Die Typen an der Börse waren es! Das sind die Sünder, die gehören bestraft. Rigoros bestraft! Die und diese ganze Bande fauler Schweine! Die Arbeitslosen, die uns unser schönes Geld kosten. Und die Ausländer, die sich in unsere Hängematte legen und sich von uns auch noch füttern lassen. Moslems und Araber, die sollte man mal zur Rechenschaft ziehen. Und Arbeitslager müssen her, damit diese müßiggängerische Clique mal einen anderen Wind verspürt. Überhaupt diese ganze linke Irrenanstalt sollte mal verboten werden, diese Gutmenschen mit ihrem Multikulti und ihrem Geseier vom Guten im Menschen. Solche müssten wir ausmerzen, dann können wir den Karren wieder aus dem Sumpf ziehen, dann wären wir keine Gesellschaft in einem maroden System - wird sind nicht marode, wir sind nur übersatt und übervoll an überflüssigen Menschenmaterial.
3. Phase: Verhandeln
Vielleicht ist ja ein bisschen Wahres dran, vielleicht sind es nicht nur diese Bazillen, die sich am System schadlos halten - kann sein, dass es kleine Ungereimtheiten im System gibt; möglich, dass wir das jetzt mal einsehen müssen. Der Kapitalismus ist doch nicht unfehlbar - und das ist ja gerade das Reizvolle: er ist menschlich, weil er wie der Mensch nicht unfehlbar ist. Man muß Fehler eingestehen können - das ist sympathisch! Daher müssen wir das System stützen, wir müssen mit denen verhandeln, die an vorderster Front miterleben, dass es Gefahrenquellen gibt: bei den Spekulanten, bei den Bankern. Spannt Rettungsschirme auf! Vermittelt zwischen den Grundlagen des Systems und diesen winzigen Fehlern des Systems! Federt ab! Es ist ja noch nicht alles verloren - wenn wir vermitteln, wenn wir als Gesellschaft finanziell einspringen, dann können wir dem Siechtum doch spielend entkommen.
4. Phase: Depression
Ach, es hilft ja alles doch nichts! Das irdische Getümmel ist beschissen - und unser System, so irdisch wie es ist, es ist letztlich auch so. Es ist so unterirdisch, weil es irdisch ist. Man kann ja schuften, machen, Schirme aufspannen: am Ende obsiegt die Niederlage, schlussendlich liegen wir alle darnieder. Gut, wir sind halt marode, wir sind eine malade Veranstaltung - man muß es endgültig einsehen. Aber marode und sterbenskrank sind noch alle Systeme gewesen. Machen wir uns nichts vor: wir sind vergänglich in einer vergänglichen Welt; wir sind das beschissene Produkt eines Globus, auf dem es nur so von Beschissenen wimmelt. Alles Scheiße! Wir sind alle dem Untergang geweiht. Am Ende sind wir alle tot...

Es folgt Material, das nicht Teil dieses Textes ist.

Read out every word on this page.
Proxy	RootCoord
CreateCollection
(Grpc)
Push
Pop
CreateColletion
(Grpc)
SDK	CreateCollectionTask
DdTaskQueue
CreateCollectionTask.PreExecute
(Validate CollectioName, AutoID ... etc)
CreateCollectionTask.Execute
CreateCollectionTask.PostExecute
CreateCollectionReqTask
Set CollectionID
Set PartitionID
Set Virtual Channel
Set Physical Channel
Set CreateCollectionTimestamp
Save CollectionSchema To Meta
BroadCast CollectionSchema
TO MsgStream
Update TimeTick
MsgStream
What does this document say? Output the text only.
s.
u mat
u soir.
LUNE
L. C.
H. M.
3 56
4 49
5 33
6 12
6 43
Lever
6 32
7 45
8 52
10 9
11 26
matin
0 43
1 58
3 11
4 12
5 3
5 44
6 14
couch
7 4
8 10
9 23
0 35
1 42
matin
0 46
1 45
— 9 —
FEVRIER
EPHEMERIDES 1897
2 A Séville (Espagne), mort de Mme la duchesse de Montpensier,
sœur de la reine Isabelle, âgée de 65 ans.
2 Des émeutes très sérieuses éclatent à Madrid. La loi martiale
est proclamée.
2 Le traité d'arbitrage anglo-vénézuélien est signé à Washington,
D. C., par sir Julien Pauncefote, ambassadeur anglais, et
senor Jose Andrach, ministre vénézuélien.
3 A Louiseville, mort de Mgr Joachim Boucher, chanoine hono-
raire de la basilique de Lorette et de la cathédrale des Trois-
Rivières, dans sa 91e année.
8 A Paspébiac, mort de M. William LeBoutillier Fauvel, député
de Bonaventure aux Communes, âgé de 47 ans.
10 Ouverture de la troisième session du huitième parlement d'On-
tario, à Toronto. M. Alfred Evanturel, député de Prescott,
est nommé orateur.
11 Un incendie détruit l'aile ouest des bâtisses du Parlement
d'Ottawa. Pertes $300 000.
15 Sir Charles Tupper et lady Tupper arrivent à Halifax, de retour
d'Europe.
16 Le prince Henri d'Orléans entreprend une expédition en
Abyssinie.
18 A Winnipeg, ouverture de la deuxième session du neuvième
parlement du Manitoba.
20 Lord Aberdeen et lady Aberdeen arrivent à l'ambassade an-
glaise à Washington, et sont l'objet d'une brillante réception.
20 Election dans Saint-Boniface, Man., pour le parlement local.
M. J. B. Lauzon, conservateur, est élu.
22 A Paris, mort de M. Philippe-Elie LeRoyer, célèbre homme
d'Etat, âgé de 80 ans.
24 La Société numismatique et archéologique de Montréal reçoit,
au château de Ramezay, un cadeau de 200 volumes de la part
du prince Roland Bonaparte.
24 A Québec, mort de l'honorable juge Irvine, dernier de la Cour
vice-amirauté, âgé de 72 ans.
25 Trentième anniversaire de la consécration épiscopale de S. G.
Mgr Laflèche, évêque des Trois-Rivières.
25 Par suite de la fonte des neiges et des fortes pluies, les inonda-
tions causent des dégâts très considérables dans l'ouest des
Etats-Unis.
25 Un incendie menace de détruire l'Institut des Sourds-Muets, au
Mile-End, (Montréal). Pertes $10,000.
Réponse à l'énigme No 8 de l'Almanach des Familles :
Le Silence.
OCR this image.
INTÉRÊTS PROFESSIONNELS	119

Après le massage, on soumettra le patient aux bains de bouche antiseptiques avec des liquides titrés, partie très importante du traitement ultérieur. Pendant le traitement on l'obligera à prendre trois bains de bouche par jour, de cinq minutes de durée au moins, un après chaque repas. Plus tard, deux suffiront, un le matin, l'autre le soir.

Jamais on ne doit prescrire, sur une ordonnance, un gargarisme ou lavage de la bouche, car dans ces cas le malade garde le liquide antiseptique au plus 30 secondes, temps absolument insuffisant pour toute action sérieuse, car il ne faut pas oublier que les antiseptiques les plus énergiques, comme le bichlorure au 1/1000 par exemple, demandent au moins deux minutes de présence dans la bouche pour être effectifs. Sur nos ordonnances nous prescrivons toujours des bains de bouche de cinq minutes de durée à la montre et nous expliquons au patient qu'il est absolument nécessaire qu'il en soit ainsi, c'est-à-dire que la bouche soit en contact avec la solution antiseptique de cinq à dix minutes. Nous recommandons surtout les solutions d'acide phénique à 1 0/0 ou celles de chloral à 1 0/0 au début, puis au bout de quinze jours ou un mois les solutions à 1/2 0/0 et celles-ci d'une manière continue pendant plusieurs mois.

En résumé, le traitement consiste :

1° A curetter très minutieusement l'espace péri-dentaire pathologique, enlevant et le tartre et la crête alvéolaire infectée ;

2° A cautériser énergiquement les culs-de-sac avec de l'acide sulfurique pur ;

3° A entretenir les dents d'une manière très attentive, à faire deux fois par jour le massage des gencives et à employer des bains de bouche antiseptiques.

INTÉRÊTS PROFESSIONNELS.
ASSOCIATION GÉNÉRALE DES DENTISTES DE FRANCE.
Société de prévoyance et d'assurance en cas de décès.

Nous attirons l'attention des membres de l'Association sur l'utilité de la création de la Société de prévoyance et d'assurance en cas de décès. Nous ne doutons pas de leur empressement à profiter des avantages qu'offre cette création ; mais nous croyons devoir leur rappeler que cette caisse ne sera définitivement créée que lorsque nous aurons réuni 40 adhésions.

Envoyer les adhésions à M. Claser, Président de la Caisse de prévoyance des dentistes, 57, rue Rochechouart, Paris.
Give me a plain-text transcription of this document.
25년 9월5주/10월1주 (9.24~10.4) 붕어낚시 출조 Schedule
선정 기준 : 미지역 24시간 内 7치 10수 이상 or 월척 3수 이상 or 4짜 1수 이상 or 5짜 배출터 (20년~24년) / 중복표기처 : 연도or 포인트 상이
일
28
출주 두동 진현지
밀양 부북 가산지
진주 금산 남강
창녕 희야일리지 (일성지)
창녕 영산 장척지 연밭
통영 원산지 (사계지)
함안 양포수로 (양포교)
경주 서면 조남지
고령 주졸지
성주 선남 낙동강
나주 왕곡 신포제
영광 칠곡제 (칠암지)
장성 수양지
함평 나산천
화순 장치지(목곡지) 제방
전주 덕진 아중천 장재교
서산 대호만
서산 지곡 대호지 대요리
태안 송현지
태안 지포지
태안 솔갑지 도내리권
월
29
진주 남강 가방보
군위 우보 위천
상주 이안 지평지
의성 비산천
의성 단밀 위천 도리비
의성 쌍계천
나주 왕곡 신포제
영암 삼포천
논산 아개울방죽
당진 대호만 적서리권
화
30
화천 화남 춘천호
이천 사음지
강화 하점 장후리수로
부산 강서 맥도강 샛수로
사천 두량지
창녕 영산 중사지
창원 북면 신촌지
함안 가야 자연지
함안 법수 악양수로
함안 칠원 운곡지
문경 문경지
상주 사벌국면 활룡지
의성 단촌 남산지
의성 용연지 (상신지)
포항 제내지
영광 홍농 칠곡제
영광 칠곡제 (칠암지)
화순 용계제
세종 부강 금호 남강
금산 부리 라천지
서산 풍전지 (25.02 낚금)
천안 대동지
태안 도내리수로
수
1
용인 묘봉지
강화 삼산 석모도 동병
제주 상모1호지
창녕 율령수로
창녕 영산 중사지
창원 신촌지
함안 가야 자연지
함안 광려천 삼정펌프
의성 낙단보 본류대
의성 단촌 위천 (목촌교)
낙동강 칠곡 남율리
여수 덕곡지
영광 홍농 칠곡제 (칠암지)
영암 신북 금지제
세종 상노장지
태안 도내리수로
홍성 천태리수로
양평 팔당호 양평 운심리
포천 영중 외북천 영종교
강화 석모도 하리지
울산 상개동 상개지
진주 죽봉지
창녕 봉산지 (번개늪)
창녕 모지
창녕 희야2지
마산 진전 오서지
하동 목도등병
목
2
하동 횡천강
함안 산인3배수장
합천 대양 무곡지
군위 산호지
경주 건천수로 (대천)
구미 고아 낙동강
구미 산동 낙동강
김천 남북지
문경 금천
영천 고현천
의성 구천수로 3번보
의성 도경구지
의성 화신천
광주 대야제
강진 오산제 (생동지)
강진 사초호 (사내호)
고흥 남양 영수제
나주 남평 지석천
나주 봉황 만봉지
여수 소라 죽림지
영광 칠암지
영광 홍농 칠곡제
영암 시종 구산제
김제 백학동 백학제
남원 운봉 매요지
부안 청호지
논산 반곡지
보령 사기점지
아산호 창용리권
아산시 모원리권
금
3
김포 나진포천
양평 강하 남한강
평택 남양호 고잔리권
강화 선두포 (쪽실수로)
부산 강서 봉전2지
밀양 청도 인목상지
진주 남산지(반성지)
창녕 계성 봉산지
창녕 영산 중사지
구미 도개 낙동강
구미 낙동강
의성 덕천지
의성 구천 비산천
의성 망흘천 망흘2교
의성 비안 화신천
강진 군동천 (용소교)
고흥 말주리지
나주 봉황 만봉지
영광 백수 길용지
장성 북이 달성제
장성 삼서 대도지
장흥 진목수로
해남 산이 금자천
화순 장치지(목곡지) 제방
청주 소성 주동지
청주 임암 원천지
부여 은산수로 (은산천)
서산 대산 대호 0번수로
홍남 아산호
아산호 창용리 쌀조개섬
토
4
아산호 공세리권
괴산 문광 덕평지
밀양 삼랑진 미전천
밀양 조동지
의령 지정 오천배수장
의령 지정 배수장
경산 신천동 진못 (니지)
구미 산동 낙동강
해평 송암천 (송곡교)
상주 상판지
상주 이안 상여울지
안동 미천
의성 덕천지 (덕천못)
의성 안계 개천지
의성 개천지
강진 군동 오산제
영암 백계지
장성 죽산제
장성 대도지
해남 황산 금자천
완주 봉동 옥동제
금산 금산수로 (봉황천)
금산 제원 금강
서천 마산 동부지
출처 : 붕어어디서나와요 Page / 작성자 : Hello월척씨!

Hier setzte die fünfte Phase an, hier schrübe Elisabeth Kübler-Ross der Akzeptanz Raum zu - doch so weit kommt es beim kapitalistischen Patienten nie. Das macht ihn als Patienten so spannend: seine Gesellschaften haben bis heute nie akzeptiert, dass sie in einem System leben, dass von Geburt an erkrankt war; immer dann, wenn man kurz vor der Akzeptanz stand, konnte leichte Linderung bewirkt werden und die Massen taumelten aus der Depression zurück in den Zorn oder zur Leugnung. Würden die kapitalistischen Gesellschaften die fünfte Phase beschreiten, sie würden gelassener und würden hinnehmen, dass dieses System, das man für das einzig wahrhaftige hält, keine Dauerlösung sein kann - und der Patient Kapitalismus wäre bereits tot.